Before founding a cleantech company, Kamyar Rouindej was balancing a full-time role as a corporate energy manager at the Region of Waterloo while completing his full-time PhD in engineering at the University of Waterloo. One day, while looking for suitable energy storage options for a municipal facility, it hit him.
"I kind of had this aha moment. What if we could develop a scaled-down version of the storage tech I was studying? It could solve a lot of the issues we were facing,” he said.
That moment led to the creation of Volta Technique, a Waterloo-based startup now drawing global attention for its patented approach to storing clean energy using compressed air.
The company’s technology, called Small Modular Compressed Air Energy Storage (SMCAES), captures surplus energy from sources like wind and solar, compresses air to store it, and releases the air to generate electricity when demand peaks. The goal is to create a safe, sustainable, and scalable alternative to battery-based storage.
After four years of development, Volta secured its first U.S. patent at the end of 2024. In 2025, the company added a second U.S. patent and one from the European Union.

"That’s four years of sweat," Rouindej said. "There’s a big difference between talking about innovation and actually being able to prove it. These patents allow us to say, ‘We have a strong foothold in this field.'"
"That really adds to the fundamental value of the company, whether we continue building or get acquired, that IP is our bread and butter."
Career pivot to climate impact
Rouindej left a corporate tech job to pursue a master's degree in engineering, specializing in clean energy, only to end up in a PhD program that influenced the foundation of Volta’s technology.

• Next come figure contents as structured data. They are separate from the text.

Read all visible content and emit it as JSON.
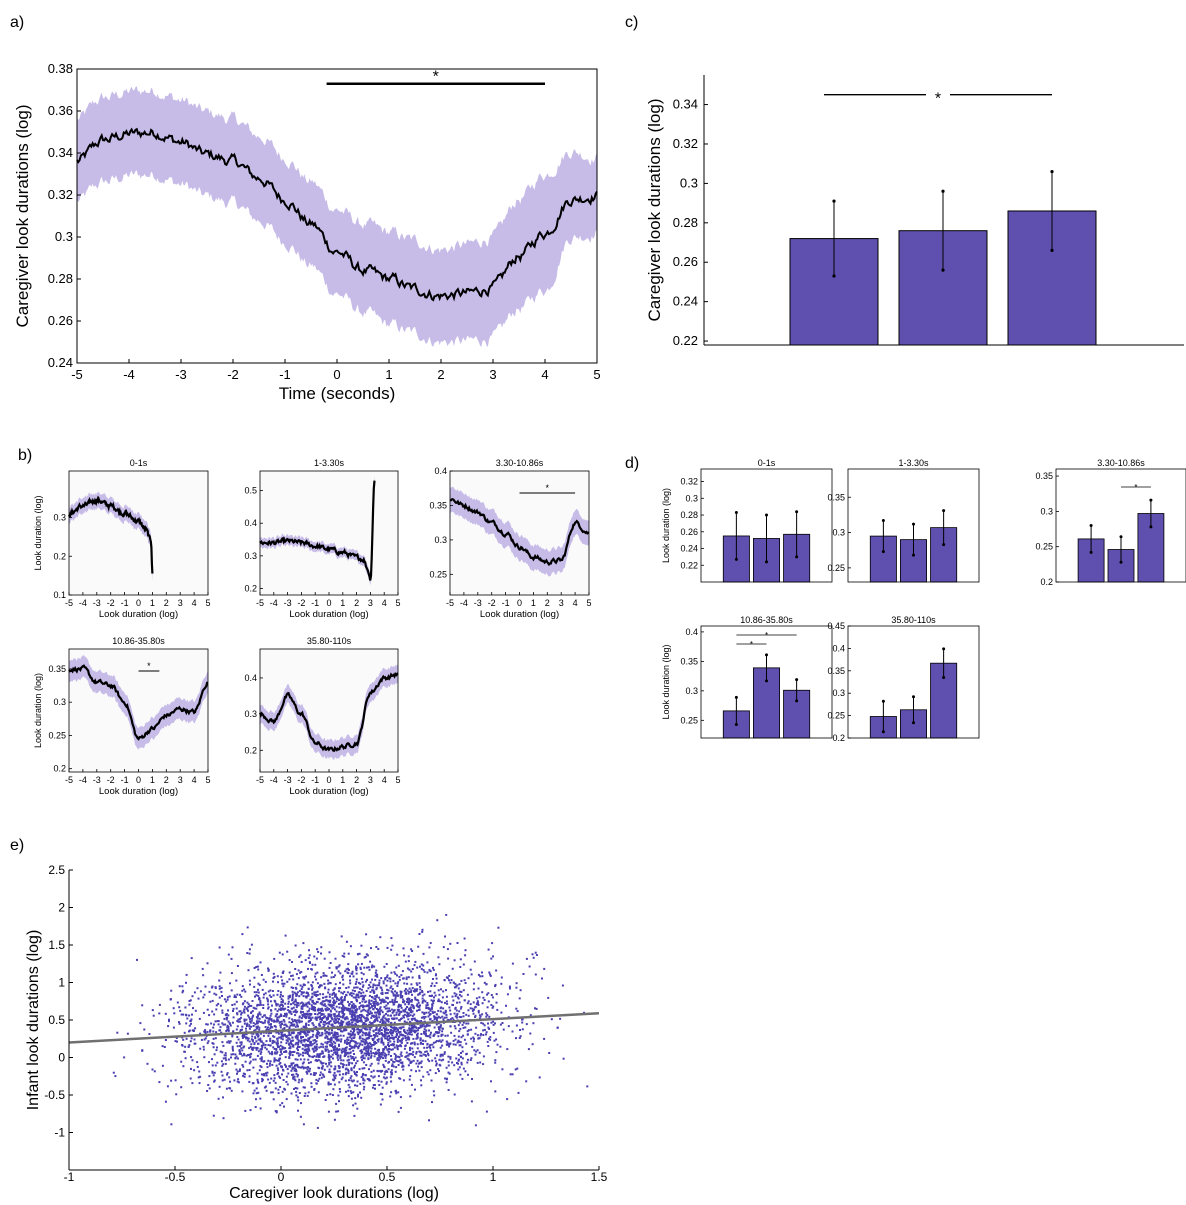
{
  "colors": {
    "band": "#c7bbe8",
    "bar": "#5f4fae",
    "line": "#000000",
    "scatter": "#4a3fb0",
    "fit": "#707070",
    "plot_bg": "#fafafa"
  },
  "chart_data": [
    {
      "id": "a",
      "panel_label": "a)",
      "type": "line",
      "title": "",
      "xlabel": "Time (seconds)",
      "ylabel": "Caregiver look durations (log)",
      "xlim": [
        -5,
        5
      ],
      "ylim": [
        0.24,
        0.38
      ],
      "xticks": [
        "-5",
        "-4",
        "-3",
        "-2",
        "-1",
        "0",
        "1",
        "2",
        "3",
        "4",
        "5"
      ],
      "yticks": [
        "0.24",
        "0.26",
        "0.28",
        "0.3",
        "0.32",
        "0.34",
        "0.36",
        "0.38"
      ],
      "x": [
        -5,
        -4.5,
        -4,
        -3.5,
        -3,
        -2.5,
        -2,
        -1.5,
        -1,
        -0.5,
        0,
        0.5,
        1,
        1.5,
        2,
        2.5,
        3,
        3.5,
        4,
        4.5,
        5
      ],
      "mean": [
        0.336,
        0.346,
        0.349,
        0.35,
        0.345,
        0.339,
        0.336,
        0.328,
        0.318,
        0.306,
        0.293,
        0.284,
        0.28,
        0.275,
        0.272,
        0.273,
        0.276,
        0.291,
        0.302,
        0.318,
        0.32
      ],
      "lower": [
        0.317,
        0.326,
        0.329,
        0.33,
        0.325,
        0.319,
        0.316,
        0.308,
        0.298,
        0.286,
        0.273,
        0.264,
        0.258,
        0.254,
        0.25,
        0.25,
        0.252,
        0.266,
        0.275,
        0.3,
        0.302
      ],
      "upper": [
        0.356,
        0.366,
        0.369,
        0.37,
        0.365,
        0.359,
        0.356,
        0.348,
        0.338,
        0.326,
        0.313,
        0.306,
        0.302,
        0.298,
        0.294,
        0.296,
        0.3,
        0.318,
        0.33,
        0.341,
        0.338
      ],
      "significance": [
        {
          "x_start": -0.2,
          "x_end": 4.0,
          "y": 0.373,
          "label": "*"
        }
      ]
    },
    {
      "id": "c",
      "panel_label": "c)",
      "type": "bar",
      "ylabel": "Caregiver look durations (log)",
      "ylim": [
        0.218,
        0.355
      ],
      "yticks": [
        "0.22",
        "0.24",
        "0.26",
        "0.28",
        "0.3",
        "0.32",
        "0.34"
      ],
      "categories": [
        "",
        "",
        ""
      ],
      "values": [
        0.272,
        0.276,
        0.286
      ],
      "errors": [
        0.019,
        0.02,
        0.02
      ],
      "significance": [
        {
          "from": 0,
          "to": 2,
          "y": 0.345,
          "label": "*"
        }
      ]
    },
    {
      "id": "b",
      "panel_label": "b)",
      "type": "line",
      "xlabel": "Look duration (log)",
      "ylabel": "Look duration (log)",
      "xticks": [
        "-5",
        "-4",
        "-3",
        "-2",
        "-1",
        "0",
        "1",
        "2",
        "3",
        "4",
        "5"
      ],
      "subplots": [
        {
          "title": "0-1s",
          "ylim": [
            0.1,
            0.42
          ],
          "yticks": [
            "0.1",
            "0.2",
            "0.3"
          ],
          "band": 0.02,
          "x": [
            -5,
            -4,
            -3,
            -2,
            -1,
            0,
            0.5,
            0.9,
            1.0
          ],
          "y": [
            0.31,
            0.33,
            0.345,
            0.33,
            0.31,
            0.29,
            0.27,
            0.24,
            0.16
          ],
          "significance": []
        },
        {
          "title": "1-3.30s",
          "ylim": [
            0.18,
            0.56
          ],
          "yticks": [
            "0.2",
            "0.3",
            "0.4",
            "0.5"
          ],
          "band": 0.015,
          "x": [
            -5,
            -4,
            -3,
            -2,
            -1,
            0,
            1,
            2,
            2.5,
            2.8,
            3.0,
            3.3
          ],
          "y": [
            0.34,
            0.34,
            0.345,
            0.34,
            0.33,
            0.32,
            0.31,
            0.295,
            0.29,
            0.26,
            0.23,
            0.53
          ],
          "significance": []
        },
        {
          "title": "3.30-10.86s",
          "ylim": [
            0.22,
            0.4
          ],
          "yticks": [
            "0.25",
            "0.3",
            "0.35",
            "0.4"
          ],
          "band": 0.018,
          "x": [
            -5,
            -4,
            -3,
            -2,
            -1,
            0,
            1,
            2,
            3,
            4,
            5
          ],
          "y": [
            0.36,
            0.35,
            0.34,
            0.325,
            0.31,
            0.29,
            0.275,
            0.268,
            0.27,
            0.325,
            0.31
          ],
          "significance": [
            {
              "x_start": 0,
              "x_end": 4,
              "label": "*"
            }
          ]
        },
        {
          "title": "10.86-35.80s",
          "ylim": [
            0.195,
            0.38
          ],
          "yticks": [
            "0.2",
            "0.25",
            "0.3",
            "0.35"
          ],
          "band": 0.016,
          "x": [
            -5,
            -4,
            -3,
            -2,
            -1,
            0,
            1,
            2,
            3,
            4,
            5
          ],
          "y": [
            0.35,
            0.35,
            0.33,
            0.325,
            0.3,
            0.245,
            0.26,
            0.28,
            0.29,
            0.285,
            0.33
          ],
          "significance": [
            {
              "x_start": 0,
              "x_end": 1.5,
              "label": "*"
            }
          ]
        },
        {
          "title": "35.80-110s",
          "ylim": [
            0.14,
            0.48
          ],
          "yticks": [
            "0.2",
            "0.3",
            "0.4"
          ],
          "band": 0.025,
          "x": [
            -5,
            -4,
            -3,
            -2,
            -1,
            0,
            1,
            2,
            3,
            4,
            5
          ],
          "y": [
            0.3,
            0.28,
            0.35,
            0.3,
            0.22,
            0.2,
            0.21,
            0.22,
            0.36,
            0.4,
            0.41
          ],
          "significance": []
        }
      ]
    },
    {
      "id": "d",
      "panel_label": "d)",
      "type": "bar",
      "ylabel": "Look duration (log)",
      "categories": [
        "",
        "",
        ""
      ],
      "subplots": [
        {
          "title": "0-1s",
          "ylim": [
            0.2,
            0.335
          ],
          "yticks": [
            "0.22",
            "0.24",
            "0.26",
            "0.28",
            "0.3",
            "0.32"
          ],
          "values": [
            0.255,
            0.252,
            0.257
          ],
          "errors": [
            0.028,
            0.028,
            0.027
          ],
          "significance": []
        },
        {
          "title": "1-3.30s",
          "ylim": [
            0.23,
            0.39
          ],
          "yticks": [
            "0.25",
            "0.3",
            "0.35"
          ],
          "values": [
            0.295,
            0.29,
            0.307
          ],
          "errors": [
            0.022,
            0.022,
            0.024
          ],
          "significance": []
        },
        {
          "title": "3.30-10.86s",
          "ylim": [
            0.2,
            0.36
          ],
          "yticks": [
            "0.2",
            "0.25",
            "0.3",
            "0.35"
          ],
          "values": [
            0.261,
            0.246,
            0.297
          ],
          "errors": [
            0.019,
            0.018,
            0.019
          ],
          "significance": [
            {
              "from": 1,
              "to": 2,
              "label": "*"
            }
          ]
        },
        {
          "title": "10.86-35.80s",
          "ylim": [
            0.22,
            0.41
          ],
          "yticks": [
            "0.25",
            "0.3",
            "0.35",
            "0.4"
          ],
          "values": [
            0.266,
            0.339,
            0.301
          ],
          "errors": [
            0.023,
            0.022,
            0.018
          ],
          "significance": [
            {
              "from": 0,
              "to": 1,
              "label": "*"
            },
            {
              "from": 0,
              "to": 2,
              "label": "*"
            }
          ]
        },
        {
          "title": "35.80-110s",
          "ylim": [
            0.2,
            0.45
          ],
          "yticks": [
            "0.2",
            "0.25",
            "0.3",
            "0.35",
            "0.4",
            "0.45"
          ],
          "values": [
            0.248,
            0.263,
            0.367
          ],
          "errors": [
            0.034,
            0.029,
            0.032
          ],
          "significance": []
        }
      ]
    },
    {
      "id": "e",
      "panel_label": "e)",
      "type": "scatter",
      "xlabel": "Caregiver look durations (log)",
      "ylabel": "Infant look durations (log)",
      "xlim": [
        -1,
        1.5
      ],
      "ylim": [
        -1.5,
        2.5
      ],
      "xticks": [
        "-1",
        "-0.5",
        "0",
        "0.5",
        "1",
        "1.5"
      ],
      "yticks": [
        "-1",
        "-0.5",
        "0",
        "0.5",
        "1",
        "1.5",
        "2",
        "2.5"
      ],
      "n_points": 4000,
      "center": [
        0.3,
        0.4
      ],
      "spread": [
        0.36,
        0.42
      ],
      "fit_line": {
        "x": [
          -1,
          1.5
        ],
        "y": [
          0.2,
          0.59
        ]
      }
    }
  ]
}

"I didn’t do this because I like sleepless nights or the stress," he said. "I actually thought what I was doing meant something. It was a very personal mission for me."
That mission is now gaining traction. Volta has bootstrapped its way to success, raising roughly $500,000 in grants and early support. For the first time, the team is actively raising a pre-seed round to fund a pilot and scale from lab to real-world deployment.
"We’ve done this on our own so far, but now it’s time to move from lab scale to pilot scale," said Rouindej.
Scaling up from the 519
Volta may be global in its ambitions, but its story starts in Waterloo.
"I still think this is a great place to build," said Rouindej.
Rouindej says the local ecosystem has shown strong support for software companies.
“Communitech has supported us in accessing funding and programs that helped us identify opportunities within both the data and AI value chain in our company,” he said.
For his work in hardware, he says he looked beyond the region for testing and prototyping support.
"We need to diversify. We need to build more here, and we need long-term thinking. Not every important solution is or can be built in six months. Some of these problems are hard and worth solving."
For Volta, that’s exactly the point.
"The problem we’re solving still exists today. There’s no great solution out there," he said. "We’re trying to be that solution."
The technology may be complex, but Rouindej says the motivation behind it isn’t.
"At the end of the day, I just wanted to work on something I could be proud of."